The fraud manager is actually impacting the company’s top line through a certain amount. Add the gross margin to the mix and you also get an understanding of how the bottom line is impacted.
They literally bring money that is otherwise lost for absolutely no good reason.
Where Is the Catch?
There isn’t any.
What we’re saying is an observation of industry peers who are privy to the inner workings of mid/large companies and their fight against payment fraud.
A simple change can make a huge difference.
Think about the way this shift in approach could improve the way employed fraud professionals perceive themselves. It would do wonders for their motivation and heighten their sense of belonging to a company that fully values their expertise.
Too many businesses operate under the misconception that their anti-fraud initiatives are designed for one function alone: loss prevention.
Cybersecurity is a team sport where everyone has to work together to keep up and stay afloat.
Successful fraud management can’t happen without everyone - the fraud team, technology - playing a role in properly responding to fraud, not just detecting and preventing.
We say this because the fraud team can’t do it alone.
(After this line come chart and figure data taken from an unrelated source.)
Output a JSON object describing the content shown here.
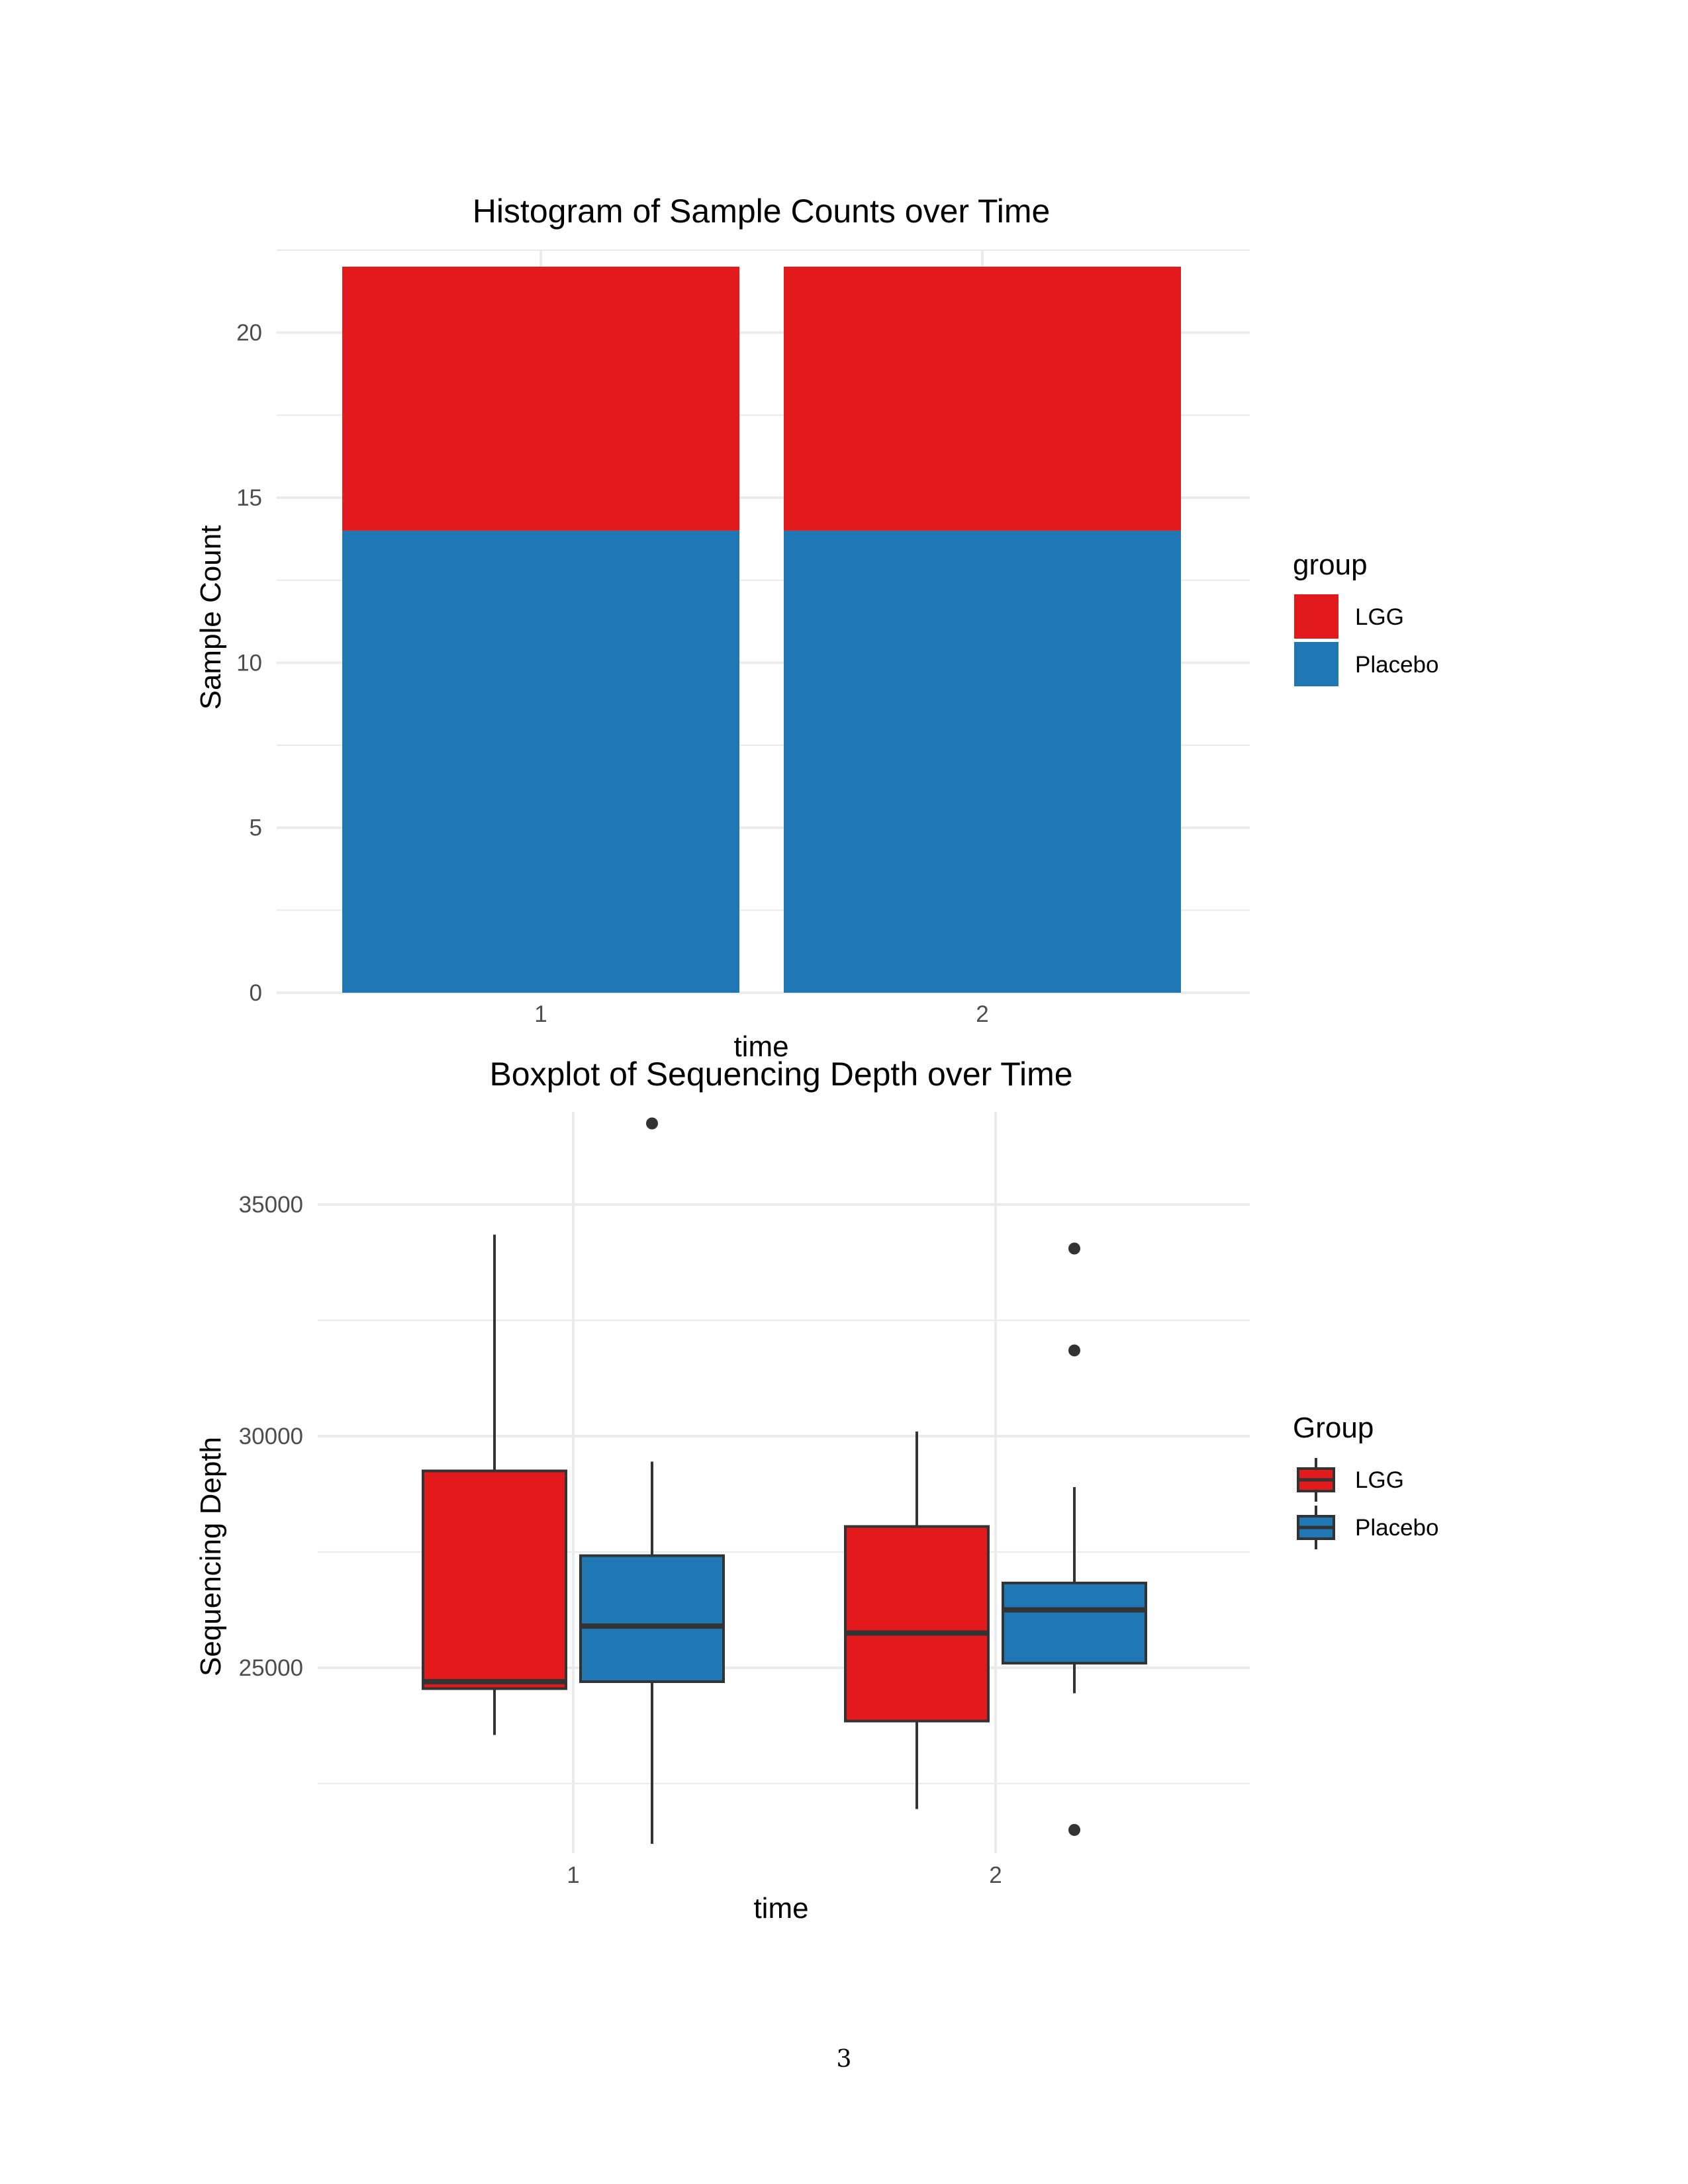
{
  "page_number": "3",
  "chart_data": [
    {
      "type": "bar",
      "stacked": true,
      "title": "Histogram of Sample Counts over Time",
      "xlabel": "time",
      "ylabel": "Sample Count",
      "categories": [
        "1",
        "2"
      ],
      "series": [
        {
          "name": "LGG",
          "color": "#e31a1c",
          "values": [
            8,
            8
          ]
        },
        {
          "name": "Placebo",
          "color": "#1f78b4",
          "values": [
            14,
            14
          ]
        }
      ],
      "ylim": [
        0,
        22.5
      ],
      "yticks": [
        0,
        5,
        10,
        15,
        20
      ],
      "grid": true,
      "legend": {
        "title": "group",
        "position": "right",
        "labels": [
          "LGG",
          "Placebo"
        ]
      }
    },
    {
      "type": "boxplot",
      "title": "Boxplot of Sequencing Depth over Time",
      "xlabel": "time",
      "ylabel": "Sequencing Depth",
      "categories": [
        "1",
        "2"
      ],
      "series": [
        {
          "name": "LGG",
          "color": "#e31a1c",
          "boxes": [
            {
              "x": "1",
              "whisker_low": 23550,
              "q1": 24550,
              "median": 24700,
              "q3": 29250,
              "whisker_high": 34350,
              "outliers": []
            },
            {
              "x": "2",
              "whisker_low": 21950,
              "q1": 23850,
              "median": 25750,
              "q3": 28050,
              "whisker_high": 30100,
              "outliers": []
            }
          ]
        },
        {
          "name": "Placebo",
          "color": "#1f78b4",
          "boxes": [
            {
              "x": "1",
              "whisker_low": 21200,
              "q1": 24700,
              "median": 25900,
              "q3": 27420,
              "whisker_high": 29450,
              "outliers": [
                36750
              ]
            },
            {
              "x": "2",
              "whisker_low": 24450,
              "q1": 25100,
              "median": 26250,
              "q3": 26830,
              "whisker_high": 28900,
              "outliers": [
                34050,
                31850,
                21500
              ]
            }
          ]
        }
      ],
      "ylim": [
        21000,
        37000
      ],
      "yticks": [
        25000,
        30000,
        35000
      ],
      "grid": true,
      "legend": {
        "title": "Group",
        "position": "right",
        "labels": [
          "LGG",
          "Placebo"
        ]
      }
    }
  ]
}
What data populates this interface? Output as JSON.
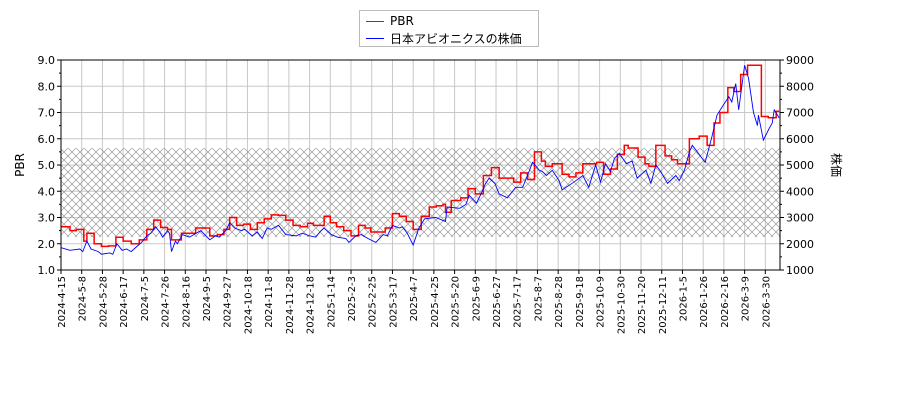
{
  "chart_data": {
    "type": "line",
    "title": "",
    "xlabel": "",
    "ylabel_left": "PBR",
    "ylabel_right": "株価",
    "ylim_left": [
      1.0,
      9.0
    ],
    "ylim_right": [
      1000,
      9000
    ],
    "yticks_left": [
      "1.0",
      "2.0",
      "3.0",
      "4.0",
      "5.0",
      "6.0",
      "7.0",
      "8.0",
      "9.0"
    ],
    "yticks_right": [
      "1000",
      "2000",
      "3000",
      "4000",
      "5000",
      "6000",
      "7000",
      "8000",
      "9000"
    ],
    "xticks": [
      "2024-4-15",
      "2024-5-8",
      "2024-5-28",
      "2024-6-17",
      "2024-7-5",
      "2024-7-26",
      "2024-8-16",
      "2024-9-5",
      "2024-9-27",
      "2024-10-18",
      "2024-11-8",
      "2024-11-28",
      "2024-12-18",
      "2025-1-14",
      "2025-2-3",
      "2025-2-25",
      "2025-3-17",
      "2025-4-7",
      "2025-4-25",
      "2025-5-20",
      "2025-6-9",
      "2025-6-27",
      "2025-7-17",
      "2025-8-7",
      "2025-8-28",
      "2025-9-18",
      "2025-10-9",
      "2025-10-30",
      "2025-11-20",
      "2025-12-11",
      "2026-1-5",
      "2026-1-26",
      "2026-2-16",
      "2026-3-9",
      "2026-3-30"
    ],
    "grid": true,
    "legend_position": "top-center",
    "shaded_band_pbr": [
      2.26,
      5.64
    ],
    "series": [
      {
        "name": "PBR",
        "axis": "left",
        "color": "#ff0000",
        "step": true,
        "points": [
          [
            "2024-04-15",
            2.65
          ],
          [
            "2024-04-25",
            2.5
          ],
          [
            "2024-05-02",
            2.55
          ],
          [
            "2024-05-10",
            2.1
          ],
          [
            "2024-05-13",
            2.4
          ],
          [
            "2024-05-20",
            2.0
          ],
          [
            "2024-05-27",
            1.9
          ],
          [
            "2024-06-03",
            1.92
          ],
          [
            "2024-06-10",
            2.25
          ],
          [
            "2024-06-17",
            2.1
          ],
          [
            "2024-06-24",
            2.0
          ],
          [
            "2024-07-01",
            2.15
          ],
          [
            "2024-07-08",
            2.55
          ],
          [
            "2024-07-15",
            2.9
          ],
          [
            "2024-07-22",
            2.62
          ],
          [
            "2024-07-29",
            2.55
          ],
          [
            "2024-08-02",
            2.15
          ],
          [
            "2024-08-12",
            2.4
          ],
          [
            "2024-08-26",
            2.6
          ],
          [
            "2024-09-09",
            2.3
          ],
          [
            "2024-09-17",
            2.35
          ],
          [
            "2024-09-24",
            2.55
          ],
          [
            "2024-09-30",
            3.0
          ],
          [
            "2024-10-07",
            2.7
          ],
          [
            "2024-10-14",
            2.75
          ],
          [
            "2024-10-21",
            2.55
          ],
          [
            "2024-10-28",
            2.8
          ],
          [
            "2024-11-04",
            2.95
          ],
          [
            "2024-11-11",
            3.1
          ],
          [
            "2024-11-18",
            3.08
          ],
          [
            "2024-11-25",
            2.9
          ],
          [
            "2024-12-02",
            2.7
          ],
          [
            "2024-12-09",
            2.65
          ],
          [
            "2024-12-16",
            2.78
          ],
          [
            "2024-12-23",
            2.7
          ],
          [
            "2025-01-06",
            3.05
          ],
          [
            "2025-01-14",
            2.8
          ],
          [
            "2025-01-20",
            2.65
          ],
          [
            "2025-01-27",
            2.5
          ],
          [
            "2025-02-03",
            2.3
          ],
          [
            "2025-02-11",
            2.7
          ],
          [
            "2025-02-18",
            2.6
          ],
          [
            "2025-02-24",
            2.45
          ],
          [
            "2025-03-10",
            2.6
          ],
          [
            "2025-03-17",
            3.15
          ],
          [
            "2025-03-24",
            3.05
          ],
          [
            "2025-03-31",
            2.85
          ],
          [
            "2025-04-07",
            2.55
          ],
          [
            "2025-04-14",
            3.05
          ],
          [
            "2025-04-21",
            3.4
          ],
          [
            "2025-04-28",
            3.45
          ],
          [
            "2025-05-06",
            3.5
          ],
          [
            "2025-05-09",
            3.2
          ],
          [
            "2025-05-16",
            3.65
          ],
          [
            "2025-05-26",
            3.75
          ],
          [
            "2025-06-02",
            4.1
          ],
          [
            "2025-06-09",
            3.9
          ],
          [
            "2025-06-16",
            4.6
          ],
          [
            "2025-06-23",
            4.9
          ],
          [
            "2025-06-30",
            4.5
          ],
          [
            "2025-07-14",
            4.35
          ],
          [
            "2025-07-21",
            4.7
          ],
          [
            "2025-07-28",
            4.45
          ],
          [
            "2025-08-04",
            5.5
          ],
          [
            "2025-08-11",
            5.15
          ],
          [
            "2025-08-15",
            4.95
          ],
          [
            "2025-08-22",
            5.05
          ],
          [
            "2025-09-01",
            4.65
          ],
          [
            "2025-09-08",
            4.55
          ],
          [
            "2025-09-15",
            4.7
          ],
          [
            "2025-09-22",
            5.05
          ],
          [
            "2025-10-06",
            5.1
          ],
          [
            "2025-10-13",
            4.65
          ],
          [
            "2025-10-20",
            4.85
          ],
          [
            "2025-10-27",
            5.4
          ],
          [
            "2025-11-03",
            5.75
          ],
          [
            "2025-11-07",
            5.65
          ],
          [
            "2025-11-17",
            5.3
          ],
          [
            "2025-11-24",
            5.05
          ],
          [
            "2025-11-28",
            4.95
          ],
          [
            "2025-12-05",
            5.75
          ],
          [
            "2025-12-15",
            5.35
          ],
          [
            "2025-12-23",
            5.2
          ],
          [
            "2025-12-30",
            5.05
          ],
          [
            "2026-01-12",
            6.0
          ],
          [
            "2026-01-22",
            6.1
          ],
          [
            "2026-01-30",
            5.75
          ],
          [
            "2026-02-06",
            6.6
          ],
          [
            "2026-02-12",
            7.0
          ],
          [
            "2026-02-20",
            7.95
          ],
          [
            "2026-02-26",
            7.8
          ],
          [
            "2026-03-05",
            8.45
          ],
          [
            "2026-03-12",
            8.8
          ],
          [
            "2026-03-26",
            6.85
          ],
          [
            "2026-04-02",
            6.8
          ],
          [
            "2026-04-10",
            7.05
          ],
          [
            "2026-04-13",
            7.05
          ]
        ]
      },
      {
        "name": "日本アビオニクスの株価",
        "axis": "right",
        "color": "#0000ff",
        "step": false,
        "points": [
          [
            "2024-04-15",
            1850
          ],
          [
            "2024-04-25",
            1750
          ],
          [
            "2024-05-06",
            1800
          ],
          [
            "2024-05-09",
            1700
          ],
          [
            "2024-05-13",
            2100
          ],
          [
            "2024-05-17",
            1800
          ],
          [
            "2024-05-24",
            1700
          ],
          [
            "2024-05-27",
            1600
          ],
          [
            "2024-06-04",
            1650
          ],
          [
            "2024-06-07",
            1600
          ],
          [
            "2024-06-11",
            2000
          ],
          [
            "2024-06-16",
            1750
          ],
          [
            "2024-06-20",
            1800
          ],
          [
            "2024-06-24",
            1700
          ],
          [
            "2024-06-29",
            1900
          ],
          [
            "2024-07-03",
            2050
          ],
          [
            "2024-07-08",
            2300
          ],
          [
            "2024-07-12",
            2400
          ],
          [
            "2024-07-17",
            2650
          ],
          [
            "2024-07-21",
            2450
          ],
          [
            "2024-07-24",
            2250
          ],
          [
            "2024-07-29",
            2500
          ],
          [
            "2024-07-31",
            2400
          ],
          [
            "2024-08-02",
            1700
          ],
          [
            "2024-08-06",
            2100
          ],
          [
            "2024-08-08",
            2000
          ],
          [
            "2024-08-13",
            2350
          ],
          [
            "2024-08-20",
            2250
          ],
          [
            "2024-08-31",
            2500
          ],
          [
            "2024-09-09",
            2150
          ],
          [
            "2024-09-15",
            2300
          ],
          [
            "2024-09-19",
            2250
          ],
          [
            "2024-09-26",
            2500
          ],
          [
            "2024-09-30",
            2800
          ],
          [
            "2024-10-05",
            2600
          ],
          [
            "2024-10-12",
            2500
          ],
          [
            "2024-10-15",
            2550
          ],
          [
            "2024-10-23",
            2300
          ],
          [
            "2024-10-28",
            2450
          ],
          [
            "2024-11-02",
            2200
          ],
          [
            "2024-11-07",
            2600
          ],
          [
            "2024-11-11",
            2550
          ],
          [
            "2024-11-18",
            2700
          ],
          [
            "2024-11-25",
            2350
          ],
          [
            "2024-12-05",
            2300
          ],
          [
            "2024-12-11",
            2400
          ],
          [
            "2024-12-18",
            2300
          ],
          [
            "2024-12-26",
            2250
          ],
          [
            "2025-01-02",
            2500
          ],
          [
            "2025-01-06",
            2600
          ],
          [
            "2025-01-15",
            2350
          ],
          [
            "2025-01-21",
            2250
          ],
          [
            "2025-01-29",
            2200
          ],
          [
            "2025-02-01",
            2050
          ],
          [
            "2025-02-08",
            2300
          ],
          [
            "2025-02-14",
            2350
          ],
          [
            "2025-02-21",
            2200
          ],
          [
            "2025-03-01",
            2050
          ],
          [
            "2025-03-08",
            2350
          ],
          [
            "2025-03-12",
            2300
          ],
          [
            "2025-03-17",
            2700
          ],
          [
            "2025-03-24",
            2600
          ],
          [
            "2025-03-27",
            2650
          ],
          [
            "2025-04-01",
            2400
          ],
          [
            "2025-04-07",
            1950
          ],
          [
            "2025-04-12",
            2600
          ],
          [
            "2025-04-17",
            2950
          ],
          [
            "2025-04-27",
            3000
          ],
          [
            "2025-05-09",
            2850
          ],
          [
            "2025-05-11",
            3400
          ],
          [
            "2025-05-25",
            3350
          ],
          [
            "2025-05-31",
            3500
          ],
          [
            "2025-06-03",
            3850
          ],
          [
            "2025-06-10",
            3550
          ],
          [
            "2025-06-14",
            3900
          ],
          [
            "2025-06-18",
            4300
          ],
          [
            "2025-06-21",
            4500
          ],
          [
            "2025-06-26",
            4300
          ],
          [
            "2025-06-30",
            3900
          ],
          [
            "2025-07-08",
            3750
          ],
          [
            "2025-07-16",
            4150
          ],
          [
            "2025-07-23",
            4150
          ],
          [
            "2025-07-30",
            4800
          ],
          [
            "2025-08-02",
            5100
          ],
          [
            "2025-08-09",
            4800
          ],
          [
            "2025-08-12",
            4750
          ],
          [
            "2025-08-16",
            4600
          ],
          [
            "2025-08-22",
            4800
          ],
          [
            "2025-08-29",
            4400
          ],
          [
            "2025-09-01",
            4050
          ],
          [
            "2025-09-13",
            4350
          ],
          [
            "2025-09-22",
            4600
          ],
          [
            "2025-09-28",
            4150
          ],
          [
            "2025-10-05",
            5000
          ],
          [
            "2025-10-10",
            4350
          ],
          [
            "2025-10-15",
            5050
          ],
          [
            "2025-10-20",
            4750
          ],
          [
            "2025-10-24",
            5250
          ],
          [
            "2025-10-29",
            5450
          ],
          [
            "2025-11-05",
            5050
          ],
          [
            "2025-11-11",
            5150
          ],
          [
            "2025-11-16",
            4500
          ],
          [
            "2025-11-25",
            4800
          ],
          [
            "2025-11-30",
            4300
          ],
          [
            "2025-12-05",
            5000
          ],
          [
            "2025-12-10",
            4750
          ],
          [
            "2025-12-18",
            4300
          ],
          [
            "2025-12-28",
            4600
          ],
          [
            "2026-01-01",
            4400
          ],
          [
            "2026-01-07",
            4800
          ],
          [
            "2026-01-12",
            5500
          ],
          [
            "2026-01-15",
            5750
          ],
          [
            "2026-01-28",
            5100
          ],
          [
            "2026-02-04",
            6100
          ],
          [
            "2026-02-09",
            6900
          ],
          [
            "2026-02-14",
            7200
          ],
          [
            "2026-02-21",
            7600
          ],
          [
            "2026-02-24",
            7400
          ],
          [
            "2026-02-28",
            8100
          ],
          [
            "2026-03-03",
            7100
          ],
          [
            "2026-03-09",
            8800
          ],
          [
            "2026-03-13",
            8300
          ],
          [
            "2026-03-18",
            7000
          ],
          [
            "2026-03-22",
            6500
          ],
          [
            "2026-03-23",
            6900
          ],
          [
            "2026-03-28",
            5950
          ],
          [
            "2026-04-03",
            6400
          ],
          [
            "2026-04-06",
            6600
          ],
          [
            "2026-04-08",
            7100
          ],
          [
            "2026-04-13",
            6800
          ]
        ]
      }
    ]
  },
  "legend": {
    "items": [
      "PBR",
      "日本アビオニクスの株価"
    ]
  }
}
They need the right set of tools to improve their efficiency, something that will detect fraud quickly and accurately in real time.
Artificial intelligence, in other words.
It can reduce the time usually spent investigating each case and improve the accuracy by providing actionable insights to make a decision where it’s needed. This not only translates to less fraud but also to less customer friction.
Now, this is a sensitive area due to technology’s power to be a game-changer - and a job changer too.
While adequately trained AI models are effective at preventing fraudulent activity, the human touch is always going to be needed. There’s always going to be a need to still view the alerts and perform analysis to understand why a customer or transaction was flagged.
Plus, someone needs to take care of training data availability and accuracy, as well as make sure that the right processes are adopted so that AI models can improve over time.
By understanding this, the fraud team will have a clearer idea of how the AI model learns and works, and ultimately - helps diminish fraud.
The reality is that a fraud manager is expected to act a certain way because they operate within the confines of fraud losses. They need to realize their true position within the system - as heroes who can save the day over and over again simply by thinking bigger.